Justice Jayant Patel felt compelled to quit because his transfer seemed to have been ordered in order to forestall his possible elevation as the acting chief justice of the Karnataka high court.

Powerful interests then and now  

In the history of the Indian judiciary, April 25, 1973 and January 29, 1977 are both considered as crisis moments – when the senior-most judges of the Supreme Court quit following their supersession, in the appointment of the chief justice of India by the then prime minister, Indira Gandhi. On April 25, 1973, Justice A.N. Ray was appointed as CJI by superseding three senior-most judges.

The three judges were part of the majority in the Kesavananda Bharati case, which held only the previous day, that parliament cannot use its amending power to alter the basic structure of the constitution. The three judges – Justices J.M. Shelat, K.S. Hegde and A.N. Grover – resigned following the appointment of Justice A.N. Ray as CJI, after the retirement of the outgoing CJI, S.M. Sikri.

Justice H.R. Khanna. Credit: Supreme Court of India

Justice Ray was considered as a judge who was inclined to decide in favour of the government, as the late T.R. Andhyarujina noted in a perceptive article in the Indian Express titled ‘When the bench buckled’.

On January 29, 1977, Justice H.R. Khanna was superseded by Justice M.H. Beg as CJI, following which he resigned. Justice Khanna was the lone dissenter in A.D.M. Jabalpur v Shivkant Shukla decided by the Supreme Court’s five judge constitution Bench in favour of the government during the Emergency. The majority judges in this case held that fundamental rights could be suspended during the Emergency, and the legality of detention orders, even if mala fide and without authority of law, could not be questioned.

In the recent judgment elevating the right to privacy as a fundamental right, the Supreme Court’s nine-judge constitution bench formally overruled this judgment after 40 years. It was not necessary to do so, as successive benches of the Supreme Court had never considered A.D.M. Jabalpur a binding precedent, and impliedly overruled it. Besides, Article 359 was amended, following the 44th amendment to the constitution, to provide that during the operation of an Emergency, the power of the president to suspend the right to move a court for the enforcement of fundamental rights shall not extend to Articles 20 and 21 – which essentially guarantee the right to life.

By formally revisiting that shameful chapter in its history, and taking symbolic steps to formally erase its memory from its history, the Supreme Court might have felt it has unburdened itself, after 40 years.

While that symbolic gesture was hailed for its significance, one is tempted to ask whether it has had any real influence on the current collegium.

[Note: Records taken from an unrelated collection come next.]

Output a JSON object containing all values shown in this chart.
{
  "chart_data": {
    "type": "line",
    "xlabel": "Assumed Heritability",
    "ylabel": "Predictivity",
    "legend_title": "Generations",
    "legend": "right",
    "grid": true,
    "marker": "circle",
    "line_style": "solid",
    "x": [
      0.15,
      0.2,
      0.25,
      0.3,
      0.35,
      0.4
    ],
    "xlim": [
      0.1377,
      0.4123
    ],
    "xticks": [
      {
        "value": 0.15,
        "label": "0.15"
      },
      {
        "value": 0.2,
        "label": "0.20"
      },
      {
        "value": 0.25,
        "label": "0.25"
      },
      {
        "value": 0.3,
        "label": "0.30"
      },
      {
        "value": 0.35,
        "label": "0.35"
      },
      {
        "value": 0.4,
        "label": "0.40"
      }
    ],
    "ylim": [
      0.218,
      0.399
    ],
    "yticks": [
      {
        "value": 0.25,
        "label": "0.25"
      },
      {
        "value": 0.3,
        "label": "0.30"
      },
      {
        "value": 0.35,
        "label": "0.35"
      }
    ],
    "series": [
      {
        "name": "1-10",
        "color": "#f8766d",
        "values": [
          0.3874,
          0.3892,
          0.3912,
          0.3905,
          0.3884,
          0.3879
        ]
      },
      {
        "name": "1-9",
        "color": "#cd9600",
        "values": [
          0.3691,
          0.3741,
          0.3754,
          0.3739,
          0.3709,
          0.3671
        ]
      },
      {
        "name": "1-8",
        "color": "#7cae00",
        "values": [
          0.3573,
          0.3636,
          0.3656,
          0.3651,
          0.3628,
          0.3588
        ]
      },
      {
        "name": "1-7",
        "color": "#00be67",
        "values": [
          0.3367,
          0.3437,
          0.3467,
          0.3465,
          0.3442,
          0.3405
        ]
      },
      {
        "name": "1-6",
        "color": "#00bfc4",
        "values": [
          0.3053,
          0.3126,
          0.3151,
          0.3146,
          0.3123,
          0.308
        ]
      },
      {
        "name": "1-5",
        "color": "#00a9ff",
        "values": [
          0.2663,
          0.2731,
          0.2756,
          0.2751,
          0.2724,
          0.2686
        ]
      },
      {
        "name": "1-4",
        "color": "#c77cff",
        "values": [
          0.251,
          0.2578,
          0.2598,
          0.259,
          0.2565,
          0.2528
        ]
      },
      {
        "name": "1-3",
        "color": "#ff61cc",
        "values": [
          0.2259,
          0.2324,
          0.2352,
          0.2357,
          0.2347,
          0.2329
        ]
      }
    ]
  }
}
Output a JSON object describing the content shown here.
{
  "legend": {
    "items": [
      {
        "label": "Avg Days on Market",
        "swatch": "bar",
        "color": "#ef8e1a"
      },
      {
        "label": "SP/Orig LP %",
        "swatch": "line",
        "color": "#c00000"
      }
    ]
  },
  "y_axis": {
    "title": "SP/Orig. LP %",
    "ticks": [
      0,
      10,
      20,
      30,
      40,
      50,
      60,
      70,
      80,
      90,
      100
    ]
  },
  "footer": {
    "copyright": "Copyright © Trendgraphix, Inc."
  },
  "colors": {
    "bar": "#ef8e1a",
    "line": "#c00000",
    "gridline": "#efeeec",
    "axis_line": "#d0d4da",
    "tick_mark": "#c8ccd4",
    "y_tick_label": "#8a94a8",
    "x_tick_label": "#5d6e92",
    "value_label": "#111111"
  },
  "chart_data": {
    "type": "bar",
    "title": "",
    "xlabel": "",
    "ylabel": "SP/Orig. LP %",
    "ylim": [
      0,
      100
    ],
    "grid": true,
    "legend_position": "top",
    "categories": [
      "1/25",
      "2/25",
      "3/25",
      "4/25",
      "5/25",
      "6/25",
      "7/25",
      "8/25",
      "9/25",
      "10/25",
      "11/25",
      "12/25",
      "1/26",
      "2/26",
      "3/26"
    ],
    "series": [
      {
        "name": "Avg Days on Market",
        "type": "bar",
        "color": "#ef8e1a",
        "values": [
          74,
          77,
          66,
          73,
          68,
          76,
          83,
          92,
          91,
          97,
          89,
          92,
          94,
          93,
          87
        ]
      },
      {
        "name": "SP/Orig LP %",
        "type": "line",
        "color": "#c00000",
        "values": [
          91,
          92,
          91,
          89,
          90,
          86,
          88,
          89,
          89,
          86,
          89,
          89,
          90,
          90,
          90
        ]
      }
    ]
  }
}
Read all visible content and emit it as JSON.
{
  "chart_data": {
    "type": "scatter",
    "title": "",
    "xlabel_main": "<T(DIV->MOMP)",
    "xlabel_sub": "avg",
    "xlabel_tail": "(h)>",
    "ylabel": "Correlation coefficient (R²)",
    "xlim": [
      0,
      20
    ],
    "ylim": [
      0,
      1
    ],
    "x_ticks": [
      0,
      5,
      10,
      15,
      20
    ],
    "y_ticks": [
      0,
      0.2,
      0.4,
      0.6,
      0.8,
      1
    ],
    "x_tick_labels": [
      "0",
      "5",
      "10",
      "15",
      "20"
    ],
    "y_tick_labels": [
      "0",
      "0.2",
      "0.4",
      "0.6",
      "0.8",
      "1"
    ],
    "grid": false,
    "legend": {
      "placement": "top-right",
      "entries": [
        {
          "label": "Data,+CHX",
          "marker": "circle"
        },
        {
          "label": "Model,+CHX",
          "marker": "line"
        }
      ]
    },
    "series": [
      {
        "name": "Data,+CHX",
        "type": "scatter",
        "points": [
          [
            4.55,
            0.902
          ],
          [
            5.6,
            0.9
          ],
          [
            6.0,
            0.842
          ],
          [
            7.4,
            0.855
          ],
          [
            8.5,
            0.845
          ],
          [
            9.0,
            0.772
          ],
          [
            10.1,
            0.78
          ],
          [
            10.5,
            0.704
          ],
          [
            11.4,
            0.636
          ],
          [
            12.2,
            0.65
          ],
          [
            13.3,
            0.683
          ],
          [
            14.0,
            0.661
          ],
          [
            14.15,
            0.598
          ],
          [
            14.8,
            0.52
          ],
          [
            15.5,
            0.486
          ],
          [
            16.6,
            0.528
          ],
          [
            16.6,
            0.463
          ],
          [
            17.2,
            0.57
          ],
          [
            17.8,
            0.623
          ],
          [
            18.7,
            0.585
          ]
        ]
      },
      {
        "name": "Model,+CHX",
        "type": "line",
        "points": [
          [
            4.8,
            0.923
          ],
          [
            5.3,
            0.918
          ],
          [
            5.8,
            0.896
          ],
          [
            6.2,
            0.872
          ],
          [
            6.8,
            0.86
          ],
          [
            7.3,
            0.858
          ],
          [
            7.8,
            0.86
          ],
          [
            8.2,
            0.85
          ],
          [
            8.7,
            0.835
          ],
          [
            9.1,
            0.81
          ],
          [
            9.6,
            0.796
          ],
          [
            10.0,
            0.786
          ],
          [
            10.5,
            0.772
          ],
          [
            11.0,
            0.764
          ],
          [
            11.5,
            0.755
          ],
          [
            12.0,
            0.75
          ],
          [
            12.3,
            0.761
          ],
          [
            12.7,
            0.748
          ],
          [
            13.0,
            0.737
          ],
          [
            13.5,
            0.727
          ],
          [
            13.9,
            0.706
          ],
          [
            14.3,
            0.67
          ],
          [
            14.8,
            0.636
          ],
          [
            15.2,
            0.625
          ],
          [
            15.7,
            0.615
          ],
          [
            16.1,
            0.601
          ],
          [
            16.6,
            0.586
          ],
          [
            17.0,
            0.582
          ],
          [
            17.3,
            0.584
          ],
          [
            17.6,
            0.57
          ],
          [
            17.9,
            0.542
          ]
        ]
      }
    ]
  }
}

An embarrassing question which may be posed to the collegium is whether by failing to elevate Justice Jayant Patel as the chief justice of the Karnataka high court or as a judge of the Supreme Court, are its members not behaving in the same way as their predecessors did in the infamous A.D.M.Jabalpur case. If the majority judges in that case were guilty of not displaying enough courage to stand up to powerful interests, today’s collegium, despite the ringing assertions of judicial independence made in the intervening years, may prove to be just as pusillanimous in defending that cherished objective as their unillustrious predecessors.